Les SDF russes face à la pandémie

Russie • Le 2 mai, le pays comptait un total de 124’000 personnes contaminées par le Covid-19. Pour les sans-abri de Saint-Pétersbourg, la situation est très difficile. (Par Pierre Jaccard)

En plus de son centre d’accueil qui abrite une cinquantaine de démunis, le centre de nuit de Nochlechka recueille lui aussi une trentaine de sans-abri. (DR)

«En quinze secondes tout a disparu.
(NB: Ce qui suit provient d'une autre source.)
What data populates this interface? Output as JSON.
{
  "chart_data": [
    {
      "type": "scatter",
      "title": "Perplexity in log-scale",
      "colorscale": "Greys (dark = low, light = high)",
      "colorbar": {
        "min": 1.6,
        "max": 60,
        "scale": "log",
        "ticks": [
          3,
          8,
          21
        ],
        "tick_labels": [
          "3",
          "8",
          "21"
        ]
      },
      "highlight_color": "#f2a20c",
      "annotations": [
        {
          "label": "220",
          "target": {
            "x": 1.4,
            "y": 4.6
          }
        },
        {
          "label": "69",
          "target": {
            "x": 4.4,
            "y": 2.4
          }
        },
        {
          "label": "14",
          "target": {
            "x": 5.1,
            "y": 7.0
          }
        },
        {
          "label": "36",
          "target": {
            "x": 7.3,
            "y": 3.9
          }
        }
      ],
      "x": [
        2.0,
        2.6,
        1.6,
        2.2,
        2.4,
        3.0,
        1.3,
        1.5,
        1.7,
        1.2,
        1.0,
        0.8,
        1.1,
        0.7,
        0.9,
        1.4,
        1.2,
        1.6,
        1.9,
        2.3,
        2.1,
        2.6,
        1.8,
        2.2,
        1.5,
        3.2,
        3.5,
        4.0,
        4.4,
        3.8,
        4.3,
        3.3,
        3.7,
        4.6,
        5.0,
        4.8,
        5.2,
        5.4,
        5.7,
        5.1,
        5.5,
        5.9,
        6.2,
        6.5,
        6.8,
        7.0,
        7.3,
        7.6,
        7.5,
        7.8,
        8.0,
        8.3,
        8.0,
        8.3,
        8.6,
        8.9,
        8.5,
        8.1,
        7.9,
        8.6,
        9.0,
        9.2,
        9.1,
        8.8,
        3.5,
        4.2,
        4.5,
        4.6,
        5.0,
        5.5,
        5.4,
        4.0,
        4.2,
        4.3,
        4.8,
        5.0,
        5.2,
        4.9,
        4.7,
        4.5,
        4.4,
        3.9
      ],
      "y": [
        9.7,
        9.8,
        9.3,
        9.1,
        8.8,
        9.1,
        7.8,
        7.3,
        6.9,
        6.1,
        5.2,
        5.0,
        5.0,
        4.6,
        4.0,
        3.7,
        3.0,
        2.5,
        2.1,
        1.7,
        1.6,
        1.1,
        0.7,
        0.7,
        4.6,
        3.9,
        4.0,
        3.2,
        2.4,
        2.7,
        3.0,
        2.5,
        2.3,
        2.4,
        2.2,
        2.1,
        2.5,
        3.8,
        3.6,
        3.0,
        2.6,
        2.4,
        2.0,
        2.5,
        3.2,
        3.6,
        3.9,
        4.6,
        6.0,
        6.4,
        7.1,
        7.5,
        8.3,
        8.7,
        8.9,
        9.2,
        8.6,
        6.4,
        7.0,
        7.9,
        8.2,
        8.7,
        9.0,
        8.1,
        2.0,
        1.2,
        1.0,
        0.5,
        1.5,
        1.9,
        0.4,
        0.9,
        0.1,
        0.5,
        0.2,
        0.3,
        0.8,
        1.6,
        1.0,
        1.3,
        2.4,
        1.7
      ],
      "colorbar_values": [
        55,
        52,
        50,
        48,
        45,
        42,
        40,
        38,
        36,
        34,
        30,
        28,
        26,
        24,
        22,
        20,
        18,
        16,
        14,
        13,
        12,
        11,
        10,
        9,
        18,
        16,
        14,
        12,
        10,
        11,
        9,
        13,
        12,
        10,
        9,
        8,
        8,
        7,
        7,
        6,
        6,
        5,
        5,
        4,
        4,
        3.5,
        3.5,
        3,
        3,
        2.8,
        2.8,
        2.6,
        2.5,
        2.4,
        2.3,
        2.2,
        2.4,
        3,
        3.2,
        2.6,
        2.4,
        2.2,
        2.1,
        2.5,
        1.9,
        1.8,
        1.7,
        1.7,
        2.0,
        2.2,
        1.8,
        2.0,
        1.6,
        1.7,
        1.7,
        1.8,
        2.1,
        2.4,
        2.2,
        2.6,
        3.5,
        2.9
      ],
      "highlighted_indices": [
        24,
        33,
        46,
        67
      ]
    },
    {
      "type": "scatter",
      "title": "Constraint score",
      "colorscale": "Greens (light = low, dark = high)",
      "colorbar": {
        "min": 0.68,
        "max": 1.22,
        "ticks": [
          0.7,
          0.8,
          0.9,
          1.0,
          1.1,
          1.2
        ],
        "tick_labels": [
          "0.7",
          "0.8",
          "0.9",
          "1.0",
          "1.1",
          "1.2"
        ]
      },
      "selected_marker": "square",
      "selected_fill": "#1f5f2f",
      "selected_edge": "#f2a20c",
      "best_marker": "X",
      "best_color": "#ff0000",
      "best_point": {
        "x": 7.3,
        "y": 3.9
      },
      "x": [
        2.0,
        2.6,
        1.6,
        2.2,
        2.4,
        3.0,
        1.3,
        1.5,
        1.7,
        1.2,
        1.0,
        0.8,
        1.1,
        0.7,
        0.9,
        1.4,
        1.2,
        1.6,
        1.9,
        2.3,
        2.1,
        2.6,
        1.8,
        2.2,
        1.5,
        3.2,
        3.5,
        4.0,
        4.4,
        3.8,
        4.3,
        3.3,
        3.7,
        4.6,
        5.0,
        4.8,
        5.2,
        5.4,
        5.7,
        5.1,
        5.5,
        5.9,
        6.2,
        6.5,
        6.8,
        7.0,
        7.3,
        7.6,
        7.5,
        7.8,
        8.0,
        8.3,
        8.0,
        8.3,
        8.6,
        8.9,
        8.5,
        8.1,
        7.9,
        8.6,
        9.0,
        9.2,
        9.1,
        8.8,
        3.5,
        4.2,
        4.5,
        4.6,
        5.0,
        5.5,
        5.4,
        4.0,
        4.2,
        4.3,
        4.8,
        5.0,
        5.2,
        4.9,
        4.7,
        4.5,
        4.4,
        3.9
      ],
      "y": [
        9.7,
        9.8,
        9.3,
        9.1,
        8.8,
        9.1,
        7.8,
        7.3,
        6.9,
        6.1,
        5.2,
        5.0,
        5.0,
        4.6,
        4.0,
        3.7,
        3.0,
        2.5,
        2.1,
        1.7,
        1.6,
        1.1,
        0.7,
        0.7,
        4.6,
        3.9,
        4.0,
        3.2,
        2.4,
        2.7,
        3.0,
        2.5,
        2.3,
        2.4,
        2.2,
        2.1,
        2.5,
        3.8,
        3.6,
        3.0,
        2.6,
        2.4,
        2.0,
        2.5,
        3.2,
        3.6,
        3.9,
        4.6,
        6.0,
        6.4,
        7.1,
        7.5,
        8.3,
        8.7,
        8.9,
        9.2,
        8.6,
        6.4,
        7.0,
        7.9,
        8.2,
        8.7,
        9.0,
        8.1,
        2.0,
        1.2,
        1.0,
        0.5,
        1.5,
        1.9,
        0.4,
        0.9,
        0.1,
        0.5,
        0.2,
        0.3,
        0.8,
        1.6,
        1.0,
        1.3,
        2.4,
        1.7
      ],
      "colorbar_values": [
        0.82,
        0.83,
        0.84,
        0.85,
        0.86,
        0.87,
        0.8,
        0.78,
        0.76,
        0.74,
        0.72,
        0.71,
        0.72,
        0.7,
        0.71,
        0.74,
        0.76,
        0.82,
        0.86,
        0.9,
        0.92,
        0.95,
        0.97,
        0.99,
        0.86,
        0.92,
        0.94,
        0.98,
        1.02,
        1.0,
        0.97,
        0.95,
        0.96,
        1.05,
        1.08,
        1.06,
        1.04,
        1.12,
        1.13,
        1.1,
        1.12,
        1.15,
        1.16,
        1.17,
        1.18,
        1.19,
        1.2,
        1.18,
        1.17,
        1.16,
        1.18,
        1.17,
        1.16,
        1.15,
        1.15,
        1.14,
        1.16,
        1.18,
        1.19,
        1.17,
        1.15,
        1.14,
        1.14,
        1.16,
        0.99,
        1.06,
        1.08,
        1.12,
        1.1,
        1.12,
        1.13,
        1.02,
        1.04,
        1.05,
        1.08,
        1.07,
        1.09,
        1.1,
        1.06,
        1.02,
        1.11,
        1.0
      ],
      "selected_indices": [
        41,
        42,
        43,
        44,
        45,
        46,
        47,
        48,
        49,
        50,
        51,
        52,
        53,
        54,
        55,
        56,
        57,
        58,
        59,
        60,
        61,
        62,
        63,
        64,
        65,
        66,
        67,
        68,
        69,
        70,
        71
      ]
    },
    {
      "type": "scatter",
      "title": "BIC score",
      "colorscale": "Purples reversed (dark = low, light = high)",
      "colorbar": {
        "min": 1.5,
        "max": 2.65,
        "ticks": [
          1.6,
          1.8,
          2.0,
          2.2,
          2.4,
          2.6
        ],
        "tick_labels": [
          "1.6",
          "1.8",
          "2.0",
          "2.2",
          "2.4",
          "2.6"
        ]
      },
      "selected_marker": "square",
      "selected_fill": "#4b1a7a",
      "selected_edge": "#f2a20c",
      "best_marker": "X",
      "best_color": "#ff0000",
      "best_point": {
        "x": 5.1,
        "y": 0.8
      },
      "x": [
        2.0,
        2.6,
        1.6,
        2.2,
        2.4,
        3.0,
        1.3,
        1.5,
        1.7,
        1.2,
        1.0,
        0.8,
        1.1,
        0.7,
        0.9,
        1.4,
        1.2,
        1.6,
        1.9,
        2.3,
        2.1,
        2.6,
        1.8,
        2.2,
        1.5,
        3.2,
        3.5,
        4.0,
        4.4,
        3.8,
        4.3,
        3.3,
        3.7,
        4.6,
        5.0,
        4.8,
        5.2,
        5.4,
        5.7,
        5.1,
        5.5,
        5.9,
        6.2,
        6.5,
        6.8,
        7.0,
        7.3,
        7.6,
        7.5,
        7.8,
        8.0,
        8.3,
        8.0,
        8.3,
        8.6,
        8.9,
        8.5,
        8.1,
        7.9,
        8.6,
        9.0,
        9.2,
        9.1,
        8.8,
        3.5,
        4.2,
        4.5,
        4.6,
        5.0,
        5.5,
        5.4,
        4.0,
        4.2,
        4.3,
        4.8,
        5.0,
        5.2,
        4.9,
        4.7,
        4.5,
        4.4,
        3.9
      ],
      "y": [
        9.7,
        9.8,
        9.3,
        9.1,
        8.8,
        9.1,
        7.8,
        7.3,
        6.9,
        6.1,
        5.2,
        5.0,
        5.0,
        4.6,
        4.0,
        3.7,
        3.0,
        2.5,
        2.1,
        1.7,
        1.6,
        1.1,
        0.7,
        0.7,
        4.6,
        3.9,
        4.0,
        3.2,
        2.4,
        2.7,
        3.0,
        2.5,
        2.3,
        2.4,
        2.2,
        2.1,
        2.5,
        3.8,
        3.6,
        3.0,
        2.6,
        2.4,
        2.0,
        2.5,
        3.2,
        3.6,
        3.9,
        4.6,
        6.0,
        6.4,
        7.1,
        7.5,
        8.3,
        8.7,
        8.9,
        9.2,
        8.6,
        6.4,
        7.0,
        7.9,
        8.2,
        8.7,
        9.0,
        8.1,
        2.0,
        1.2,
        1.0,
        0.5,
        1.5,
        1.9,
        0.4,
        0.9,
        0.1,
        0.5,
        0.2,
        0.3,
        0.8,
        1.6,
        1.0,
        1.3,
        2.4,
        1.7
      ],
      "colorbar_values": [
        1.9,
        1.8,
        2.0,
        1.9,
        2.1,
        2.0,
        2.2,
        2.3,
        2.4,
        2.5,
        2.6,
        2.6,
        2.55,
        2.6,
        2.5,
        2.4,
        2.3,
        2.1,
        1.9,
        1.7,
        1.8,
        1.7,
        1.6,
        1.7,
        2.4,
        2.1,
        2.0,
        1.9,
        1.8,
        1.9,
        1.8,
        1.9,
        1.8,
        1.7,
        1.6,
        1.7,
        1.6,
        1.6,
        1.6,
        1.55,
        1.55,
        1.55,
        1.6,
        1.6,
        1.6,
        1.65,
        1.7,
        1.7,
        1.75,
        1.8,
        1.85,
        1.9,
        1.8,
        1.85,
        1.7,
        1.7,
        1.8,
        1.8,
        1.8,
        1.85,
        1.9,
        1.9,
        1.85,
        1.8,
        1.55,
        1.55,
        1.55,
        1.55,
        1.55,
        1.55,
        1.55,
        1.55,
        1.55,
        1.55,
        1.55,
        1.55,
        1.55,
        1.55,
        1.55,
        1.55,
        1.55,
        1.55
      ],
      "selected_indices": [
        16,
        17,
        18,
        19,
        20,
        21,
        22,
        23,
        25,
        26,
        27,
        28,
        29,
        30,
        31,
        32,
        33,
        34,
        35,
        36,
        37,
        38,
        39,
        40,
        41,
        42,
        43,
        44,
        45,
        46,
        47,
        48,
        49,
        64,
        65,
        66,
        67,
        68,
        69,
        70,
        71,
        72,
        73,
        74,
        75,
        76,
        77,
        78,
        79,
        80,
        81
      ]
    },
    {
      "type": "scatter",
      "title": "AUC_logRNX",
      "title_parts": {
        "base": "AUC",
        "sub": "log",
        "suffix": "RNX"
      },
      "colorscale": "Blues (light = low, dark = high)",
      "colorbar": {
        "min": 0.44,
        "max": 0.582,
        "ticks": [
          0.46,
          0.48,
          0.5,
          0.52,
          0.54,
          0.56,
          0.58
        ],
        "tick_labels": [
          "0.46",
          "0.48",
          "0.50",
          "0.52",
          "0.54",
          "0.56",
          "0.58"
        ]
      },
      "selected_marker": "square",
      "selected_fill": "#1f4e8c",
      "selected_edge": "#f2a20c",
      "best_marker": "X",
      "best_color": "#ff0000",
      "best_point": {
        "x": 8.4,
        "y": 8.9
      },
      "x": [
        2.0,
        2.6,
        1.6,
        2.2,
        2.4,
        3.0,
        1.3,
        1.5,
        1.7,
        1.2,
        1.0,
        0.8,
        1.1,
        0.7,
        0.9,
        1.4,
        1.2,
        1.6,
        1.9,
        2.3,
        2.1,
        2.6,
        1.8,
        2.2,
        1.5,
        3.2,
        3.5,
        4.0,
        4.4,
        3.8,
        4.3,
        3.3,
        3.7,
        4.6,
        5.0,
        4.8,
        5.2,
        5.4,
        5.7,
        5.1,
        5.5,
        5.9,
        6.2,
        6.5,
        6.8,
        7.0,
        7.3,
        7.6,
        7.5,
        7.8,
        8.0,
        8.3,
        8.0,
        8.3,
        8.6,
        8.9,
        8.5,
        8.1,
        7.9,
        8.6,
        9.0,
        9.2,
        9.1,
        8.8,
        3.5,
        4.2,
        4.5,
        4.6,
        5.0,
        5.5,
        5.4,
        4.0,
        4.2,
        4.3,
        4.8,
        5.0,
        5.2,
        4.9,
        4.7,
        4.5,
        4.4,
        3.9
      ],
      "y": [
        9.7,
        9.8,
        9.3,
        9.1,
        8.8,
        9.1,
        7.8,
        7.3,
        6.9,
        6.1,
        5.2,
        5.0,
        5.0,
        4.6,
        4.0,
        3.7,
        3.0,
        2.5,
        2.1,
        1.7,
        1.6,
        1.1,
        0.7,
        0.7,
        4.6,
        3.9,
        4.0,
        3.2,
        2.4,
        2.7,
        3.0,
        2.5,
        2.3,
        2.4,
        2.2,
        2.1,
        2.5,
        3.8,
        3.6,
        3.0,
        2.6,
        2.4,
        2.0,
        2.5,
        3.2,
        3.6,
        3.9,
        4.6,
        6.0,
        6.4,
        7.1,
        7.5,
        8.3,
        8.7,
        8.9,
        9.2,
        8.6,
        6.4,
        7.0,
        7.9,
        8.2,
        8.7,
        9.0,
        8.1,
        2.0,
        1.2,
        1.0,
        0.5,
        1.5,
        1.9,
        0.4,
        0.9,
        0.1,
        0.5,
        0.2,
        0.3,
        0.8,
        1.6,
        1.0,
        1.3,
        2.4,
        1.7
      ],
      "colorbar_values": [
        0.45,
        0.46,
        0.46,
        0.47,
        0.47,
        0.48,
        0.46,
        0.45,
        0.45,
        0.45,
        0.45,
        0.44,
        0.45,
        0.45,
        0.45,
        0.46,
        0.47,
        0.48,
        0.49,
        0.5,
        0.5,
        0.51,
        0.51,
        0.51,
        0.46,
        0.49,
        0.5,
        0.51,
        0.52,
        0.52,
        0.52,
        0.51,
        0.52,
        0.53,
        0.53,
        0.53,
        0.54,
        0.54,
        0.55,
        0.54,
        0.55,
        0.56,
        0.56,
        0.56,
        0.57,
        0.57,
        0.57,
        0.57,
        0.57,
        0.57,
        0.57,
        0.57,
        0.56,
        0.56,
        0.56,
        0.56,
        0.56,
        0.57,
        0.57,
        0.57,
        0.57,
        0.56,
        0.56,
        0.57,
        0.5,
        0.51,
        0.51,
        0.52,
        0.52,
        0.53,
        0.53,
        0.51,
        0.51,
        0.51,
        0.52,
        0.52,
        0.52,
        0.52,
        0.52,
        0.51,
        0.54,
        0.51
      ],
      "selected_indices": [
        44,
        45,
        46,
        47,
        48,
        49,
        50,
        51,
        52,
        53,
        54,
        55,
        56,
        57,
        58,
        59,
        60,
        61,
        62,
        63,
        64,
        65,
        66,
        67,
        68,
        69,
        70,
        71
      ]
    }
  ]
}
Il n’y a plus rien à manger ou si peu. Les invendus des supermarchés sont dérisoires, on se bat pour des fruits pourris», raconte Tatiana, le ventre vide. Une litanie répétée par des milliers de bouches, la nourriture est de plus en plus rare pour les sans-abris de Saint-Pétersbourg.

S’il y a une population à risque, c’est bien celle des sans-logis. Dans la ville impériale, comme partout dans le monde, le coronavirus frappe sans miséricorde les plus démunis, touchant plus de 60’000 personnes totalement oubliées par l’administration. Aucun filet social étatique n’est là pour leur venir en aide.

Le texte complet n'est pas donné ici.